Séminaire du 21 septembre 2009,
14h: Évelyne
Hubert, GALAAD, INRIA, Sophia Antipolis - Méditerranée.
Algebra of Differential Invariants.
Whether algebraic or differential, one can distinguish two
families of applications for invariants of group actions:
equivalence problems, together with classification and canonical
forms, and symmetry reduction. In this latter case invariants
are used to take into account the symmetry of a problem, mainly
in order to reduce its size or its analysis. The computational
requirements include then four main components: the explicit
computation of a generating set of invariants, and the relations
among them (syzygies); procedures for rewriting the problem in
terms of the invariants; and finally procedures for computing in
the algebra of invariants. For differential invariants, those
issues have been coherently addressed in a series of papers. The
algebraic foundations developed therein support an algorithmic
suite that is being implemented in the Maple package AIDA that
works on top of the library DifferentialGeometry and the
extension of the library diffalg to non commutative derivations.

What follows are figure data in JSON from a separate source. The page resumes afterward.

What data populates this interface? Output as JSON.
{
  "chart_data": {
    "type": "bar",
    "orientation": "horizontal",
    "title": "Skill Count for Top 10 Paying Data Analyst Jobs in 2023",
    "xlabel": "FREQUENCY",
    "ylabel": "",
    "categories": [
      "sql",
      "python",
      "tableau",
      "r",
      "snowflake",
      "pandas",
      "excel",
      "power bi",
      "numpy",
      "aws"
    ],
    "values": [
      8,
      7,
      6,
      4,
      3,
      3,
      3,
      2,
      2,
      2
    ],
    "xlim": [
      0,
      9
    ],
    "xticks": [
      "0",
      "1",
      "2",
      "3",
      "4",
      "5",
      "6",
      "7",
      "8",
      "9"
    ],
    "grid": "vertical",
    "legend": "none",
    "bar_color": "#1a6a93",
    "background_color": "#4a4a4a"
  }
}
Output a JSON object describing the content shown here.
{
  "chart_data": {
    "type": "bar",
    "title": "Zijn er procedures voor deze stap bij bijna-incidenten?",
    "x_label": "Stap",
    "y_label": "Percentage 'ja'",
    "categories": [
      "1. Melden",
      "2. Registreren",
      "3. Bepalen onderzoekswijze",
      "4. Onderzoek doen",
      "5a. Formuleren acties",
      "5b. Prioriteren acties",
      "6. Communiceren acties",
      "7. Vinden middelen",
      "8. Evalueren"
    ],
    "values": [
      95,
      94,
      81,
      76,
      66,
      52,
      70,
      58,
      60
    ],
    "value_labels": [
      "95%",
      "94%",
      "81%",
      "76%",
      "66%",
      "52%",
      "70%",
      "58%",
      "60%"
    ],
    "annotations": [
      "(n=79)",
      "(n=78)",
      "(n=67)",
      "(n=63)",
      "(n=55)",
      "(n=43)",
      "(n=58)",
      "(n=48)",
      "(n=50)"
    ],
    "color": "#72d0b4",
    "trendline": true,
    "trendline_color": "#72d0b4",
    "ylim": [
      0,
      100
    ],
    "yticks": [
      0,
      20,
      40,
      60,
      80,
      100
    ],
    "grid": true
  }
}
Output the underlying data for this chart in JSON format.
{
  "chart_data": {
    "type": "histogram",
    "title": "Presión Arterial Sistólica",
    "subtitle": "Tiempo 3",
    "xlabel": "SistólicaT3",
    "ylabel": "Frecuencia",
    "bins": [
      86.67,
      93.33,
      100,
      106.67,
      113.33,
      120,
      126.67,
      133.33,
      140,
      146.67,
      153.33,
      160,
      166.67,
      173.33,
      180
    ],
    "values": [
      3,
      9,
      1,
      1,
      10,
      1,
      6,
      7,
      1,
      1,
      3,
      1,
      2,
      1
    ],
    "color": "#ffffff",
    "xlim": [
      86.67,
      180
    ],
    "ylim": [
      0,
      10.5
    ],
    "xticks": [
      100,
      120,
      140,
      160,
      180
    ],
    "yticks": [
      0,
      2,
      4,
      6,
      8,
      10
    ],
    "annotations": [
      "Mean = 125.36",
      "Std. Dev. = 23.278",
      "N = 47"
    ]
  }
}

In this talk I focus on three descriptions of the differential
algebra of differential invariants as given by generators and
syzygies. The normalized and edge invariants were the focus in
the reinterpretation of the moving frame method by Fels & Olver
(1999). My contribution here is first to show the completeness
of a set of syzygies for the normalized invariants that can be
written down with minimal information on the group action
(namely the infinitesimal generators). Second, I provide the
adequate general concept of edge invariants and show their
generating properties. The syzygies for edge invariants are
obtained by applying the algorithms for differential elimination
that I generalized to non-commuting derivations. Another
contibution is to exhibit the generating and rewriting
properties of Maurer-Cartan invariants. Those have desirable
properties from the computational point of view. They are all
the more meaningful when one understands that they are the
differential invariants that come into play in the moving frame
method as practiced by Griffiths (1974) and differential
geometers. The syzygies for the Maurer-Cartan invariants
naturally follow from the structure equations for the group.